In response to asking about driver shortages and rate increases, a Lyft spokesperson said the following:
“We’re seeing big increases in demand for rides, as vaccines roll out and people start moving again. We’re working to meet demand, including providing incentives to drivers, who are busier and earning more than they were even before the pandemic.”Spokesperson for Lyft
David Wilson, a driver for Uber, has been driving for the rideshare app for two years. He said he didn’t work for one month during the pandemic, because he wanted to see how the process was going to work out. Wilson could tell there were fewer drivers on the road then.

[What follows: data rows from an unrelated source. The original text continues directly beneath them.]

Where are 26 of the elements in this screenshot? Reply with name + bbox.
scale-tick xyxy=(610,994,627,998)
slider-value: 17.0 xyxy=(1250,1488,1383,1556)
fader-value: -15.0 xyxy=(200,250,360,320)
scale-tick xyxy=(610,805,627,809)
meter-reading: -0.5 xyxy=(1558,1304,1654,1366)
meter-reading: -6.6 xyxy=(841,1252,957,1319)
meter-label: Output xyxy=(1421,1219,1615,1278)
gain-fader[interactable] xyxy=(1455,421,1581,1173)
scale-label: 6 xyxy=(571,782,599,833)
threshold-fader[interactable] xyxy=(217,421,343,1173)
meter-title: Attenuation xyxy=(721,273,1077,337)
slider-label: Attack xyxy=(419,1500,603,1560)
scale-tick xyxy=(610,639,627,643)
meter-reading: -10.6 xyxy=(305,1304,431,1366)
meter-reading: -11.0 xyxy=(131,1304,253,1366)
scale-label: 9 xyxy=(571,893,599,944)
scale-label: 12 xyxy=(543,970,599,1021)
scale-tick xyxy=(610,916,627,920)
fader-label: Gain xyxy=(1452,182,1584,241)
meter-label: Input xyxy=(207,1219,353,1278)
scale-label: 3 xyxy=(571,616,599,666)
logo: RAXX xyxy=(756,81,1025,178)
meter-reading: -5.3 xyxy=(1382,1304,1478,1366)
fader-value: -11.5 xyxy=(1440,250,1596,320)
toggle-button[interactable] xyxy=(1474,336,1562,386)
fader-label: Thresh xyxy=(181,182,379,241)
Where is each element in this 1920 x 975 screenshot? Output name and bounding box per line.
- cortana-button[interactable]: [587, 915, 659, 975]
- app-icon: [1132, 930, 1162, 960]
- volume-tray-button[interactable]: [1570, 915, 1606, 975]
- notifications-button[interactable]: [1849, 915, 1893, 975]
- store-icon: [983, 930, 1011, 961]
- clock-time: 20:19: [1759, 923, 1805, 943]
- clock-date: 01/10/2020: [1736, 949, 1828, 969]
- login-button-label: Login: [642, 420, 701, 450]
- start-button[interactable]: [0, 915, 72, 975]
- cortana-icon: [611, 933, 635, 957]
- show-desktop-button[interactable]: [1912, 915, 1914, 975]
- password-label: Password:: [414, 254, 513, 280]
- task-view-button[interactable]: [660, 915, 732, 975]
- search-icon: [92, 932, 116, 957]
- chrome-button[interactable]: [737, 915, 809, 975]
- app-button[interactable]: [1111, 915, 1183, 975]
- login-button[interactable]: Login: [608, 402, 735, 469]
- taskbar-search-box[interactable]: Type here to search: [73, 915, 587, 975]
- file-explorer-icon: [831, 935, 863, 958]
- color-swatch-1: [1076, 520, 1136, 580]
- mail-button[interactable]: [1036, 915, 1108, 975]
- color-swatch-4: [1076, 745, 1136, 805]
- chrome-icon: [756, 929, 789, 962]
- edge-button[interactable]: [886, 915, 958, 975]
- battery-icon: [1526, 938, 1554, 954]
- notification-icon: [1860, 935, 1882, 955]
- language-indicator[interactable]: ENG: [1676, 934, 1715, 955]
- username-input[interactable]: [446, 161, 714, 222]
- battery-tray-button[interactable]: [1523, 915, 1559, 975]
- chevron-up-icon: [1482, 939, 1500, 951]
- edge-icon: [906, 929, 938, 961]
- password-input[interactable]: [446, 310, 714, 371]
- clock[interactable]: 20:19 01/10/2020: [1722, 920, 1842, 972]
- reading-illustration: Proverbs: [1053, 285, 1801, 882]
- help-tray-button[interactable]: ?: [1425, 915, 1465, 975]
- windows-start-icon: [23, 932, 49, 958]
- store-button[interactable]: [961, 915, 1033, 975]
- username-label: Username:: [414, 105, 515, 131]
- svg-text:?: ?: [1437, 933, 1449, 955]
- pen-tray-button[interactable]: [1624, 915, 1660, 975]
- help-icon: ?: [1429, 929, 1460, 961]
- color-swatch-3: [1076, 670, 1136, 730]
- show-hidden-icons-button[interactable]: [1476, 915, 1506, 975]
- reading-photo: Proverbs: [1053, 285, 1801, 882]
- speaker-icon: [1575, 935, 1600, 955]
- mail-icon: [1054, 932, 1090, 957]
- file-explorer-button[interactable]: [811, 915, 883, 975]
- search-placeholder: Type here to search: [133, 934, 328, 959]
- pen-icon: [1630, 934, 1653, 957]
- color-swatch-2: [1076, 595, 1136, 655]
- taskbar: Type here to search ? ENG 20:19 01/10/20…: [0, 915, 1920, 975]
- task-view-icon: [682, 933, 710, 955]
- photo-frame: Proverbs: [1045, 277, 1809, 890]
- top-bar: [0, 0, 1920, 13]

“The only difference I could tell was the distances on my rides were maybe longer. You know, which was good for me,” Wilson said.
Wilson said he only drives for Uber part time, so a few days a week, about six hours a shift. He said because of that he has noticed a big difference. But, he did say he almost always gets another ride by the time he’s dropping a customer off.
He said he doesn’t really pay attention to what the riders have to pay, but he knows that rideshare services work like most industries. So when the supply is low and the demand is high, the prices go up. He said the rate increases now are like when the rates increase for big events.
“It has to do with demand. Ok, like let’s say if we have a football game or baseball game tonight, and depending on how many Uber drivers they are out, see it will, it goes up. It goes on supply and demand just like anything else,” Wilson said.
Wilson said from what he’s noticed, the driver’s pay hasn’t gone down. In fact, he said, he’s been making more money since the pandemic.
He said when riders are charged a higher rate, drivers get the same percentage they always receive–which means he technically gets paid more for a more expensive ride.
Even if a rider has to pay more or wait longer, Wilson said it’s worth it if you plan on drinking. “$40, I mean, it is a lot. Id’ say it. But, if you want to versus it going to jail, and paying $10,000 to get out of it, it’s a pretty good idea.”
The spokesperson for Uber said the prices for riders depend on the time of day and the number of drivers on the road. According to the spokesperson, Uber is actively trying to hire more drivers to meet the demand. Wilson said he has noticed more drivers get back on the apps recently.
Both the spokespeople for Uber and Lyft said drivers are making now more than pre-pandemic.